LSF Version 7.3 - Administering Platform LSF
Administering Platform LSF 473
Job Requeue and Job Rerun
Exclusive Job Requeue
You can configure automatic job requeue so that a failed job is not rerun on the
same host.
Limitations
◆ If mbatchd is restarted, this feature might not work properly, since LSF forgets
which hosts have been excluded. If a job ran on a host and exited with an
exclusive exit code before
mbatchd was restarted, the job could be dispatched
to the same host again after
mbatchd is restarted.
◆ Exclusive job requeue does not work for MultiCluster jobs or parallel jobs
◆ A job terminated by a signal is not requeued
Configure exclusive job requeue
1 Set REQUEUE_EXIT_VALUES in the queue definition (lsb.queues) and
define the exit code using parentheses and the keyword
EXCLUDE:
EXCLUDE(exit_code...)
exit_code has the following form:
"[all] [~number ...] | [number ...]"
The reserved keyword all specifies all exit codes. Exit codes are typically
between 0 and 255. Use a tilde (
~) to exclude specified exit codes from the list.
Jobs are requeued to the head of the queue. The output from the failed run is
not saved, and the user is not notified by LSF.

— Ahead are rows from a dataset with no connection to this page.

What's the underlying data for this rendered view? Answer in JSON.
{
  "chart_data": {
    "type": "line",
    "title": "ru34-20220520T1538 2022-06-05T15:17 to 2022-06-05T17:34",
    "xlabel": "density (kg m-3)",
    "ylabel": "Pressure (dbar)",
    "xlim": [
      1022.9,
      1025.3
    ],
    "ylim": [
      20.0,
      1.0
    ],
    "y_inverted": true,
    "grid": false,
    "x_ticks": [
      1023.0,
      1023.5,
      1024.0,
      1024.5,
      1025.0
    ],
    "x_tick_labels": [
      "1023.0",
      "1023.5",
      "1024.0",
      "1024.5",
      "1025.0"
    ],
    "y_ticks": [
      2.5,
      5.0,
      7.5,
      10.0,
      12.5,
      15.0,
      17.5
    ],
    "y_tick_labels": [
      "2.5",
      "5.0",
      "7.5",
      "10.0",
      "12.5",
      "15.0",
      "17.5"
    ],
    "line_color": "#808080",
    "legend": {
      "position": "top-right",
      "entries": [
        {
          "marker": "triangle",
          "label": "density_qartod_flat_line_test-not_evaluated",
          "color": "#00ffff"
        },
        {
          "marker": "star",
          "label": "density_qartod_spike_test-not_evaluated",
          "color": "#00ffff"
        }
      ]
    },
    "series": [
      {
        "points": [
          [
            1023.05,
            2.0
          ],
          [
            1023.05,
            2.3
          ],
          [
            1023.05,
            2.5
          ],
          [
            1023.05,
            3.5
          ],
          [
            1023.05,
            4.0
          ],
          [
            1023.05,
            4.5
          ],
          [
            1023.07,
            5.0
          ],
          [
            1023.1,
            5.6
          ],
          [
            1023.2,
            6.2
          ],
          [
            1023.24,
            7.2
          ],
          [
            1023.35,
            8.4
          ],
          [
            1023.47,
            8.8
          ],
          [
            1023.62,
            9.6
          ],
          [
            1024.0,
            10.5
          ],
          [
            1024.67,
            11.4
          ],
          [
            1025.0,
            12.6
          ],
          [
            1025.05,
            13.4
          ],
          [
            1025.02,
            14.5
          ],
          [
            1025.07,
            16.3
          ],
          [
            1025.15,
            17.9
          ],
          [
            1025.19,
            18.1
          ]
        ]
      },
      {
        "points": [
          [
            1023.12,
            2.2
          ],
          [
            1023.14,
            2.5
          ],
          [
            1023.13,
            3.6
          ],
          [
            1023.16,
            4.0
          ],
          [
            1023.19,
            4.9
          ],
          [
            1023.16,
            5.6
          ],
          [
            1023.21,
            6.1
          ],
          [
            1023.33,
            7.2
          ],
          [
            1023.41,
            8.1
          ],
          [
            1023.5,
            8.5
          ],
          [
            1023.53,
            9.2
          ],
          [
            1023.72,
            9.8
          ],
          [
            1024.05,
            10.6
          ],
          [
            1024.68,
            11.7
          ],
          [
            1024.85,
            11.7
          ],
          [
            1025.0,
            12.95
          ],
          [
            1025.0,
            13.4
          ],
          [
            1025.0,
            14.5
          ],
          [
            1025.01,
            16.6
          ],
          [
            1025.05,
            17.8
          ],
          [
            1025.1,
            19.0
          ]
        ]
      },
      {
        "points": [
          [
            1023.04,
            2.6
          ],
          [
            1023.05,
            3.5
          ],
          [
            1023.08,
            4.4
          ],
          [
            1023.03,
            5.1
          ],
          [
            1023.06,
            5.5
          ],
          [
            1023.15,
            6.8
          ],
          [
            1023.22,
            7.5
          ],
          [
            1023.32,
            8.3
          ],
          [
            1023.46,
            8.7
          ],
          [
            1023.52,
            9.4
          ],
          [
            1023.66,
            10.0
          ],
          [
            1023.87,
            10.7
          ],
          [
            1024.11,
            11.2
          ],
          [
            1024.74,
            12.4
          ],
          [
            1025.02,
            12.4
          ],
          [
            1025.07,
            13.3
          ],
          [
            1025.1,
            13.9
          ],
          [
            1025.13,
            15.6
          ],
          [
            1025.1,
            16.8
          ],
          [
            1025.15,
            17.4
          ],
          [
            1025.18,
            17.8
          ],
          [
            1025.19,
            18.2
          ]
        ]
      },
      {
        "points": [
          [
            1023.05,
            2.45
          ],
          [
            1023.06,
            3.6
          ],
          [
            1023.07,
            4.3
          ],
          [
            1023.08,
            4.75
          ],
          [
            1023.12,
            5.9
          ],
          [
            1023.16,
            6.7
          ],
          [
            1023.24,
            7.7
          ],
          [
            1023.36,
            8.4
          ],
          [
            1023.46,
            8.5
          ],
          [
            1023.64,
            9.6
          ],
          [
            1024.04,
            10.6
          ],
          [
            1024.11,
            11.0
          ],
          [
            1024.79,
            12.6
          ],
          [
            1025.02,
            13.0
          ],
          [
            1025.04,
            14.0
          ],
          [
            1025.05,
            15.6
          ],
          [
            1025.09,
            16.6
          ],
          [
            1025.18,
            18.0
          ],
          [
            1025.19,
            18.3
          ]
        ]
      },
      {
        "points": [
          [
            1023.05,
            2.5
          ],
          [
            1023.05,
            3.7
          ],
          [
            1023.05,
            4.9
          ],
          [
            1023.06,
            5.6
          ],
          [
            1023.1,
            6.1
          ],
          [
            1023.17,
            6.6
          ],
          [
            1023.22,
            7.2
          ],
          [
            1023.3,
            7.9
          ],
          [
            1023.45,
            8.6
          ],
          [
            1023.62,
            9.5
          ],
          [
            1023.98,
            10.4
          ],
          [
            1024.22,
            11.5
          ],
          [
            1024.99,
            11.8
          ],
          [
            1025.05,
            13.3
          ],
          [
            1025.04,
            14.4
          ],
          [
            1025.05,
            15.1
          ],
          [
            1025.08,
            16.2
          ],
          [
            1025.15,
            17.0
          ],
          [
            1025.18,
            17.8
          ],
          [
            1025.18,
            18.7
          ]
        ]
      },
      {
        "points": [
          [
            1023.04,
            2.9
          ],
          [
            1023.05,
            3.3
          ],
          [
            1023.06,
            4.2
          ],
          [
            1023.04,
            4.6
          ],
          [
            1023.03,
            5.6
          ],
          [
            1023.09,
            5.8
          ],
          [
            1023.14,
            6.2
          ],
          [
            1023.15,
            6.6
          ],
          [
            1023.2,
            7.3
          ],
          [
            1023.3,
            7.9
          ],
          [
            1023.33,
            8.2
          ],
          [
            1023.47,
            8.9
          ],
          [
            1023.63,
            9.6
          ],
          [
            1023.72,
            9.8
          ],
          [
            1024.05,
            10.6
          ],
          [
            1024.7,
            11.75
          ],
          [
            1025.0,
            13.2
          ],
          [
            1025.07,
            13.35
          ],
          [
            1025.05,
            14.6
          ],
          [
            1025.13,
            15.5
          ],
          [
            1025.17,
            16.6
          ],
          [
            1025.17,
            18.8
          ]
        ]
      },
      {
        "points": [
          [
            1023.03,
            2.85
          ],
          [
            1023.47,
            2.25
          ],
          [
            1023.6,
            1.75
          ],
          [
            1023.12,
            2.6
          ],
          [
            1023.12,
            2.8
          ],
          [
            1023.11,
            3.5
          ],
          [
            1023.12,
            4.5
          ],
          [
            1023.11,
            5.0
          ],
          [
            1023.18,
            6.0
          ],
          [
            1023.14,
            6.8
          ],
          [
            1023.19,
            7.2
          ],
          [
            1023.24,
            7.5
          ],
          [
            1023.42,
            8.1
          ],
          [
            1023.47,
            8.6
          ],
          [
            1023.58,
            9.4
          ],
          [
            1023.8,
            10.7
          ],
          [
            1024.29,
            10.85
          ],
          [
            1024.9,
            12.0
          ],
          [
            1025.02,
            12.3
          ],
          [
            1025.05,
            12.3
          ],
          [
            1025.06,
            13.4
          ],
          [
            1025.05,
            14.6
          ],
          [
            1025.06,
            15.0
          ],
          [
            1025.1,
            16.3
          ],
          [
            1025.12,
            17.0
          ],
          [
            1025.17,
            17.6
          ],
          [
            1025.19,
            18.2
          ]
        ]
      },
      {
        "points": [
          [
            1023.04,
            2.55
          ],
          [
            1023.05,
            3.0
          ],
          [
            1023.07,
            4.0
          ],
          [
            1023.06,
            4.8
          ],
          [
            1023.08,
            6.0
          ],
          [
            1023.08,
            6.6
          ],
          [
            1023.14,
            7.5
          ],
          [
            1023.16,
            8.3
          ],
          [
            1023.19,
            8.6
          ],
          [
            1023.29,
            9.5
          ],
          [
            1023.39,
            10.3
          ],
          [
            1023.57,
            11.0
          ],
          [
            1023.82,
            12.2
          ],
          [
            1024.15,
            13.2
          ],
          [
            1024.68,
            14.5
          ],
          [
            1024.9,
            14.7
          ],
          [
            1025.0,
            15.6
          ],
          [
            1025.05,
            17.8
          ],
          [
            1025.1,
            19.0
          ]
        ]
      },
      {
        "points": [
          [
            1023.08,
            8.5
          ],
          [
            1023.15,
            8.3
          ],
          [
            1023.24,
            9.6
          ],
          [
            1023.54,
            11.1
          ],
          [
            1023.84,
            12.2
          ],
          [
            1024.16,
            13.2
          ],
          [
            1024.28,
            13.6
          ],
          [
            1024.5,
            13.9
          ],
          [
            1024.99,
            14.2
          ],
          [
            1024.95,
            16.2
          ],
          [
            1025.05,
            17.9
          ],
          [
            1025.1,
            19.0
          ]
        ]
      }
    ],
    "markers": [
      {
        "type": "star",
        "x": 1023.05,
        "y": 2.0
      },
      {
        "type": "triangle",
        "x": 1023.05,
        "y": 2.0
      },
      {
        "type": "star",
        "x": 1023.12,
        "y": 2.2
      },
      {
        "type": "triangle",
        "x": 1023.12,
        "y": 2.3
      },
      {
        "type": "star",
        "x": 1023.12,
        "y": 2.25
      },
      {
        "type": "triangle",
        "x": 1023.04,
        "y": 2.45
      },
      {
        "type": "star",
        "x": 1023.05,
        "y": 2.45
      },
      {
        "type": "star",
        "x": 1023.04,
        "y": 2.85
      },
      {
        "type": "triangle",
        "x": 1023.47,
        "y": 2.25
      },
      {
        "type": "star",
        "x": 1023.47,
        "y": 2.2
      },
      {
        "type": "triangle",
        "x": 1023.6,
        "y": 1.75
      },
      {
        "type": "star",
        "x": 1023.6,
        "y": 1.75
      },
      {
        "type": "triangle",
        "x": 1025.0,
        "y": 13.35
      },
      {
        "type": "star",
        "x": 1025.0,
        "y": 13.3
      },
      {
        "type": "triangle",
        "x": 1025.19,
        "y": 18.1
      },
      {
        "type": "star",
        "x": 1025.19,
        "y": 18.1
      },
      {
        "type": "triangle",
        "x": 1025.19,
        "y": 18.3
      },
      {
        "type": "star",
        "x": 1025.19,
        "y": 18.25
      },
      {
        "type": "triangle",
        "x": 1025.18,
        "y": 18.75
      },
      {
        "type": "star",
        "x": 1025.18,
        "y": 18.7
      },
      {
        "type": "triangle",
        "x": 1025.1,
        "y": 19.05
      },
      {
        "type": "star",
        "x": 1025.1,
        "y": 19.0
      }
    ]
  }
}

When a job exits with any of the specified exit codes, it is requeued, but it is not
dispatched to the same host again.
Begin Queue
...
REQUEUE_EXIT_VALUES=30 EXCLUDE(20)
HOSTS=hostA hostB hostC
...
End Queue
A job in this queue can be dispatched to hostA, hostB or hostC.
If a job running on
hostA exits with value 30 and is requeued, it can be dispatched
to
hostA, hostB, or hostC. However, if a job running on hostA exits with value 20
and is requeued, it can only be dispatched to
hostB or hostC.
If the job runs on
hostB and exits with a value of 20 again, it can only be dispatched
on
hostC. Finally, if the job runs on hostC and exits with a value of 20, it cannot be
dispatched to any of the hosts, so it is pending forever.